Jean-Paul Philippot ©BELGA

Le constat est implacable, les jeunes regardent à peine la télévision, ils n’écoutent presque plus la radio. Les informations qui les intéressent se trouvent à portée de main, généralement sur le smartphone dans leur poche. Cette problématique concerne actuellement toutes les formes de médias. Ne pas renouveler son public induit une disparition à petit feu.

« Dans le monde actuel, la concurrence vient d’ailleurs. Ce sont les Facebook, YouTube, Spotify, etc. C’est la raison pour laquelle nous investissons dans cette logique de multi-plateformes, afin d’être présents sur les réseaux sociaux. Cette approche globale nous permet de toucher un public qui tend à s’éloigner des médias traditionnels« , explique l’administrateur général.
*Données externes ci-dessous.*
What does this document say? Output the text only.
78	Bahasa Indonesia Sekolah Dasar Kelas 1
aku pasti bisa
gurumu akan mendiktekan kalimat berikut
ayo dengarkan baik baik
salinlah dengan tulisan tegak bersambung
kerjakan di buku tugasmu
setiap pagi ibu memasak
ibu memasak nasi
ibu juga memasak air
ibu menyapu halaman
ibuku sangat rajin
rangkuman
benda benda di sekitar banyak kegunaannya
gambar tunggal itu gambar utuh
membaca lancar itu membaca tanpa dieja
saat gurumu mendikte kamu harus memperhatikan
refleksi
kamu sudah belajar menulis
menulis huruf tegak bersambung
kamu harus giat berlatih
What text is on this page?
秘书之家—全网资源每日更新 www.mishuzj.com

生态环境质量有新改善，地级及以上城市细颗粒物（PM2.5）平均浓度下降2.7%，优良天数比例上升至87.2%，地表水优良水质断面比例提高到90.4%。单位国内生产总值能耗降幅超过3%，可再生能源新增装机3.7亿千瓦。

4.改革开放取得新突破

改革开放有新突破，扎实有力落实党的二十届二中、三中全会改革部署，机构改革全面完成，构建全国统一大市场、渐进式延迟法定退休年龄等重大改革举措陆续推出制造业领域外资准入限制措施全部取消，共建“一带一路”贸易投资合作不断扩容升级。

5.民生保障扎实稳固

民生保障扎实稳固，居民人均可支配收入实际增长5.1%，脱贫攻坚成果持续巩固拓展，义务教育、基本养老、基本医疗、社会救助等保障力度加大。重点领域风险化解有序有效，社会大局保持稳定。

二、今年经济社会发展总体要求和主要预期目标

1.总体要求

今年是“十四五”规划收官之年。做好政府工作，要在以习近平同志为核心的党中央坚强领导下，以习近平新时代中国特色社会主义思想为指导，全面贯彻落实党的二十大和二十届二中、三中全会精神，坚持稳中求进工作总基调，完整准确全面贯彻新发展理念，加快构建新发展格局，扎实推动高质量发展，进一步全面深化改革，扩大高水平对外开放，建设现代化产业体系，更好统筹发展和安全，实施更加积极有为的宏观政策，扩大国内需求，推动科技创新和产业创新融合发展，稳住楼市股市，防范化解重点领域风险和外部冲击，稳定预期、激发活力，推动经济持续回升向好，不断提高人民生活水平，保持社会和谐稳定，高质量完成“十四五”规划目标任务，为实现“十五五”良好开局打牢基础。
Et d’ajouter : « Dans cette transformation inévitable, c’est le service public qui court à l’avant du peloton« .

Combattre le feu par le feu

Les réseaux sociaux endossent un double rôle : d’un côté, ils sont responsables de cet éloignement du jeune public et, parallèlement, ils sont susceptibles de le ramener. Il faut donc les utiliser habilement, confirme Jean-Paul Philippot : « Nous avons notamment ouvert une chaîne YouTube pour l’émission The Voice. Le but est de donner envie de regarder l’émission en allant chercher le public où il se trouve ».

Dans la même veine, il faut souligner le lancement de directs sur Twitch, plateforme de vidéos en streaming, qui ont attiré 671.000 spectateurs. Sur YouTube, on trouve également Tarmac. Il s’agit initialement d’un « média digital urbain » lancé dans le but de toucher les 15-25 ans. La chaîne traite principalement de sujets liés à la culture urbaine, au hip-hop. L’expérience est manifestement couronnée de succès : la déclinaison sur YouTube attire pas moins de 124.000 abonnés et cumule plus de 12 millions de vues avant même d’avoir soufflé sa deuxième bougie.

À l’approche des élections, Tarmac pourrait se révéler un excellent moyen d’informer les jeunes de moins de 24 ans qui votent au niveau fédéral et européen pour la première fois. Jean-Paul Philippot n’est pas dupe, le jeune public n’allumera pas la télévision pour se visser devant des longs débats. Ce serait un signe éclatant de l’évolution du service public, soucieux de toucher toutes les tranches d’âge.